Story of Girl’s Suicide Takes on New Life Online

Earlier this week the Post-Dispatch’s suburban sibling St. Charles Journal ran a heartbreaking story by Steve Pokin about the suicide of an awkward thirteen-year-old from Dardenne Prairie, Megan Meier.

Ron Sykes | St. Charles Journal
meiers.jpg
Megan Meier's parents, Tina and Ron Meier, at their daughter's gravesite.
The story chronicles how Megan, who’d recently had a falling-out with one of her friends, met a sixteen year-old boy on MySpace who went by the name “Josh.” All was well the afternoon last fall when Megan returned home from school to find a message from Josh saying that people had told him she wasn’t a good person, and he didn’t want be her friend. This set off an intense IM exchange between Megan and “Josh,” who kept up his barrage of insults. By day’s end, Megan shut herself in her room. Her parents were concerned, and when they went to check on her they discovered that their daughter had hanged herself in her closet.

It turned out that “Josh” was a phantom friend, created by the former friend -- and by the girl’s parents. What’s more, the family lives down the street from the Meiers on Waterford Crystal Drive.

According to the police report filed in the original story, the former friend’s mother told police that “[she] felt this incident contributed to Megan's suicide, but she did not feel ‘as guilty’ because at the funeral she found out ‘Megan had tried to commit suicide before.’”

Although Pokin knew the family’s name, the St. Charles Journal’s parent Suburban Journals -- like the Post a Lee Enterprises property -- chose not to identify them “out of consideration for their teenage daughter.”

But this story has legs.

Bloggers quickly named Curt and Lori Drew and pinpointed their home, and now the saga is getting national attention.
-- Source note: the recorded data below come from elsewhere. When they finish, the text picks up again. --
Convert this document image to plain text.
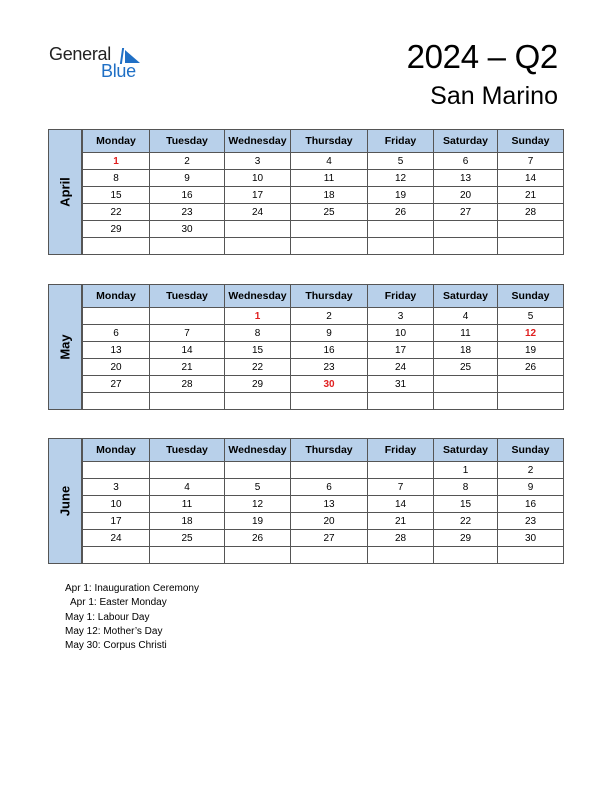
General
Blue	2024 – Q2
San Marino
April
Monday	Tuesday	Wednesday	Thursday	Friday	Saturday	Sunday
1	2	3	4	5	6	7
8	9	10	11	12	13	14
15	16	17	18	19	20	21
22	23	24	25	26	27	28
29	30					

May
Monday	Tuesday	Wednesday	Thursday	Friday	Saturday	Sunday
		1	2	3	4	5
6	7	8	9	10	11	12
13	14	15	16	17	18	19
20	21	22	23	24	25	26
27	28	29	30	31		

June
Monday	Tuesday	Wednesday	Thursday	Friday	Saturday	Sunday
					1	2
3	4	5	6	7	8	9
10	11	12	13	14	15	16
17	18	19	20	21	22	23
24	25	26	27	28	29	30

Apr 1: Inauguration Ceremony
Apr 1: Easter Monday
May 1: Labour Day
May 12: Mother’s Day
May 30: Corpus Christi
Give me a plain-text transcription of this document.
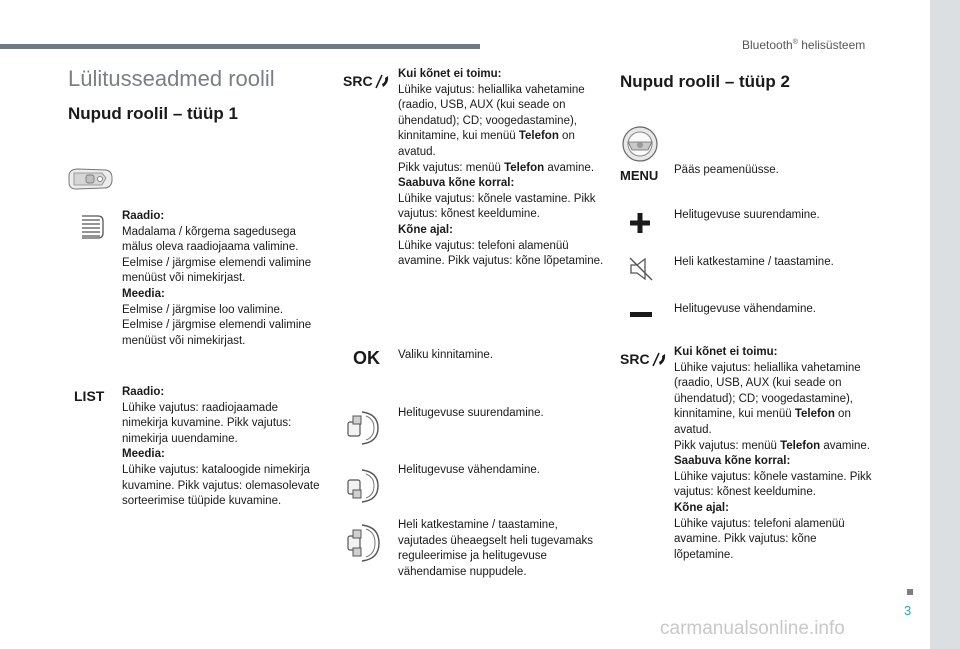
Bluetooth® helisüsteem
3
carmanualsonline.info
Lülitusseadmed roolil
Nupud roolil – tüüp 1

Raadio:

Madalama / kõrgema sagedusega mälus oleva raadiojaama valimine. Eelmise / järgmise elemendi valimine menüüst või nimekirjast.

Meedia:

Eelmise / järgmise loo valimine. Eelmise / järgmise elemendi valimine menüüst või nimekirjast.

LIST Raadio:

Lühike vajutus: raadiojaamade nimekirja kuvamine. Pikk vajutus: nimekirja uuendamine.

Meedia:

Lühike vajutus: kataloogide nimekirja kuvamine. Pikk vajutus: olemasolevate sorteerimise tüüpide kuvamine.

SRC Kui kõnet ei toimu:

Lühike vajutus: heliallika vahetamine (raadio, USB, AUX (kui seade on ühendatud); CD; voogedastamine), kinnitamine, kui menüü Telefon on avatud.

Pikk vajutus: menüü Telefon avamine.

Saabuva kõne korral:

Lühike vajutus: kõnele vastamine. Pikk vajutus: kõnest keeldumine.

Kõne ajal:

Lühike vajutus: telefoni alamenüü avamine. Pikk vajutus: kõne lõpetamine.

OK Valiku kinnitamine.

Helitugevuse suurendamine.

Helitugevuse vähendamine.

Heli katkestamine / taastamine, vajutades üheaegselt heli tugevamaks reguleerimise ja helitugevuse vähendamise nuppudele.

Nupud roolil – tüüp 2
MENU Pääs peamenüüsse.

Helitugevuse suurendamine.

Heli katkestamine / taastamine.

Helitugevuse vähendamine.

SRC Kui kõnet ei toimu:

Lühike vajutus: heliallika vahetamine (raadio, USB, AUX (kui seade on ühendatud); CD; voogedastamine), kinnitamine, kui menüü Telefon on avatud.

Pikk vajutus: menüü Telefon avamine.

Saabuva kõne korral:

Lühike vajutus: kõnele vastamine. Pikk vajutus: kõnest keeldumine.

Kõne ajal:

Lühike vajutus: telefoni alamenüü avamine. Pikk vajutus: kõne lõpetamine.
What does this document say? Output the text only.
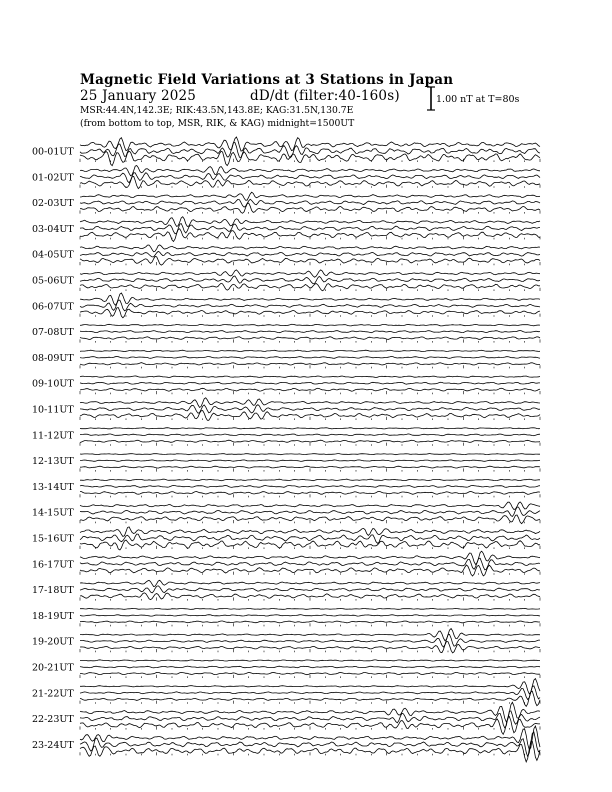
Magnetic Field Variations at 3 Stations in Japan
25 January 2025	dD/dt (filter:40-160s)
MSR:44.4N,142.3E; RIK:43.5N,143.8E; KAG:31.5N,130.7E
(from bottom to top, MSR, RIK, & KAG) midnight=1500UT
1.00 nT at T=80s
00-01UT
01-02UT
02-03UT
03-04UT
04-05UT
05-06UT
06-07UT
07-08UT
08-09UT
09-10UT
10-11UT
11-12UT
12-13UT
13-14UT
14-15UT
15-16UT
16-17UT
17-18UT
18-19UT
19-20UT
20-21UT
21-22UT
22-23UT
23-24UT
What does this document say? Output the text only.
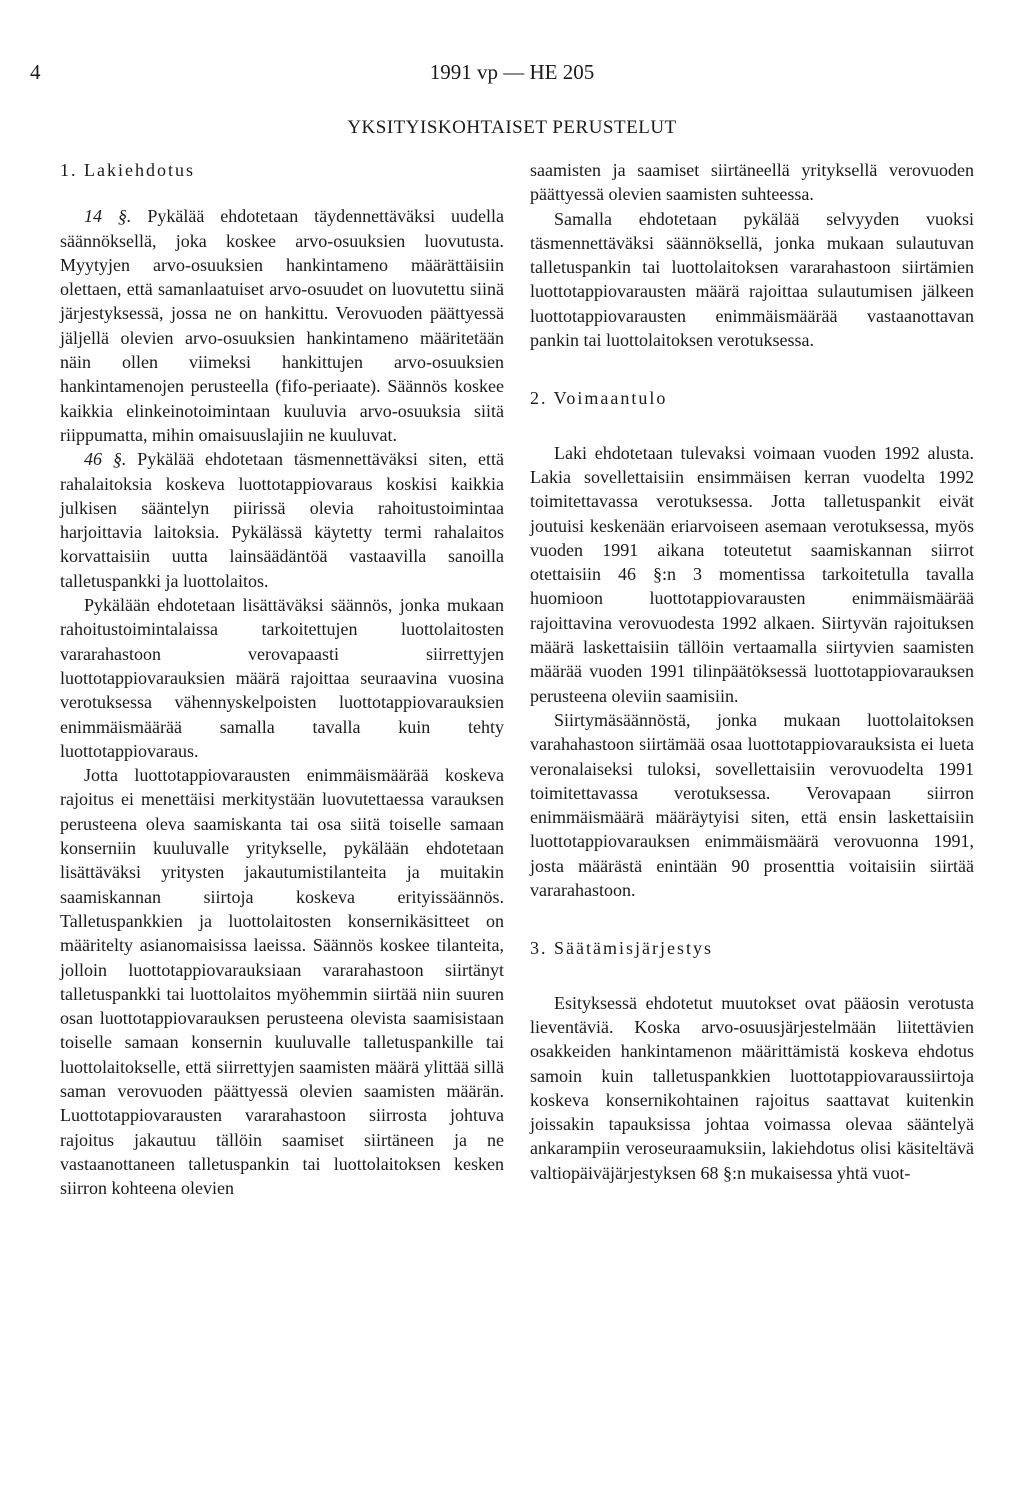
4	1991 vp — HE 205
YKSITYISKOHTAISET PERUSTELUT
1. Lakiehdotus

14 §. Pykälää ehdotetaan täydennettäväksi uudella säännöksellä, joka koskee arvo-osuuksien luovutusta. Myytyjen arvo-osuuksien hankintameno määrättäisiin olettaen, että samanlaatuiset arvo-osuudet on luovutettu siinä järjestyksessä, jossa ne on hankittu. Verovuoden päättyessä jäljellä olevien arvo-osuuksien hankintameno määritetään näin ollen viimeksi hankittujen arvo-osuuksien hankintamenojen perusteella (fifo-periaate). Säännös koskee kaikkia elinkeinotoimintaan kuuluvia arvo-osuuksia siitä riippumatta, mihin omaisuuslajiin ne kuuluvat.

46 §. Pykälää ehdotetaan täsmennettäväksi siten, että rahalaitoksia koskeva luottotappiovaraus koskisi kaikkia julkisen sääntelyn piirissä olevia rahoitustoimintaa harjoittavia laitoksia. Pykälässä käytetty termi rahalaitos korvattaisiin uutta lainsäädäntöä vastaavilla sanoilla talletuspankki ja luottolaitos.

Pykälään ehdotetaan lisättäväksi säännös, jonka mukaan rahoitustoimintalaissa tarkoitettujen luottolaitosten vararahastoon verovapaasti siirrettyjen luottotappiovarauksien määrä rajoittaa seuraavina vuosina verotuksessa vähennyskelpoisten luottotappiovarauksien enimmäismäärää samalla tavalla kuin tehty luottotappiovaraus.

Jotta luottotappiovarausten enimmäismäärää koskeva rajoitus ei menettäisi merkitystään luovutettaessa varauksen perusteena oleva saamiskanta tai osa siitä toiselle samaan konserniin kuuluvalle yritykselle, pykälään ehdotetaan lisättäväksi yritysten jakautumistilanteita ja muitakin saamiskannan siirtoja koskeva erityissäännös. Talletuspankkien ja luottolaitosten konsernikäsitteet on määritelty asianomaisissa laeissa. Säännös koskee tilanteita, jolloin luottotappiovarauksiaan vararahastoon siirtänyt talletuspankki tai luottolaitos myöhemmin siirtää niin suuren osan luottotappiovarauksen perusteena olevista saamisistaan toiselle samaan konsernin kuuluvalle talletuspankille tai luottolaitokselle, että siirrettyjen saamisten määrä ylittää sillä saman verovuoden päättyessä olevien saamisten määrän. Luottotappiovarausten vararahastoon siirrosta johtuva rajoitus jakautuu tällöin saamiset siirtäneen ja ne vastaanottaneen talletuspankin tai luottolaitoksen kesken siirron kohteena olevien

saamisten ja saamiset siirtäneellä yrityksellä verovuoden päättyessä olevien saamisten suhteessa.

Samalla ehdotetaan pykälää selvyyden vuoksi täsmennettäväksi säännöksellä, jonka mukaan sulautuvan talletuspankin tai luottolaitoksen vararahastoon siirtämien luottotappiovarausten määrä rajoittaa sulautumisen jälkeen luottotappiovarausten enimmäismäärää vastaanottavan pankin tai luottolaitoksen verotuksessa.

2. Voimaantulo

Laki ehdotetaan tulevaksi voimaan vuoden 1992 alusta. Lakia sovellettaisiin ensimmäisen kerran vuodelta 1992 toimitettavassa verotuksessa. Jotta talletuspankit eivät joutuisi keskenään eriarvoiseen asemaan verotuksessa, myös vuoden 1991 aikana toteutetut saamiskannan siirrot otettaisiin 46 §:n 3 momentissa tarkoitetulla tavalla huomioon luottotappiovarausten enimmäismäärää rajoittavina verovuodesta 1992 alkaen. Siirtyvän rajoituksen määrä laskettaisiin tällöin vertaamalla siirtyvien saamisten määrää vuoden 1991 tilinpäätöksessä luottotappiovarauksen perusteena oleviin saamisiin.

Siirtymäsäännöstä, jonka mukaan luottolaitoksen varahahastoon siirtämää osaa luottotappiovarauksista ei lueta veronalaiseksi tuloksi, sovellettaisiin verovuodelta 1991 toimitettavassa verotuksessa. Verovapaan siirron enimmäismäärä määräytyisi siten, että ensin laskettaisiin luottotappiovarauksen enimmäismäärä verovuonna 1991, josta määrästä enintään 90 prosenttia voitaisiin siirtää vararahastoon.

3. Säätämisjärjestys

Esityksessä ehdotetut muutokset ovat pääosin verotusta lieventäviä. Koska arvo-osuusjärjestelmään liitettävien osakkeiden hankintamenon määrittämistä koskeva ehdotus samoin kuin talletuspankkien luottotappiovaraussiirtoja koskeva konsernikohtainen rajoitus saattavat kuitenkin joissakin tapauksissa johtaa voimassa olevaa sääntelyä ankarampiin veroseuraamuksiin, lakiehdotus olisi käsiteltävä valtiopäiväjärjestyksen 68 §:n mukaisessa yhtä vuot-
“[O]n one hand is understandable [not to name the family] but on the other hand, actually fuck that. Fuck your community, fuck any hope for cordial ties with those people, and ex-friend of Megan's, fuck your parents. One age group's peer pressure is another age group's ‘I don’t want to be the bitch who talked to the newspaper,’” reads a post at Jezebel.com.

A response on the same site, which was also highlighted on journalism Web sites, reads, “Every day newspaper journalism as we know it gets one step closer to death, as readers turn to blogs and TV and other media for information. This wimp of an editor, who doesn't have the guts to name the wrongdoers involved, has just hastened our eventual demise by at least another week or two.”

If the Suburban Journals are taking heat, it can’t compare to what the Drews are likely going through. A call to their home went unanswered, but if posts like, “I hope these fuckers burn in hell,” are any indication, it looks like there may soon be some shattered glass on Waterford Crystal Drive.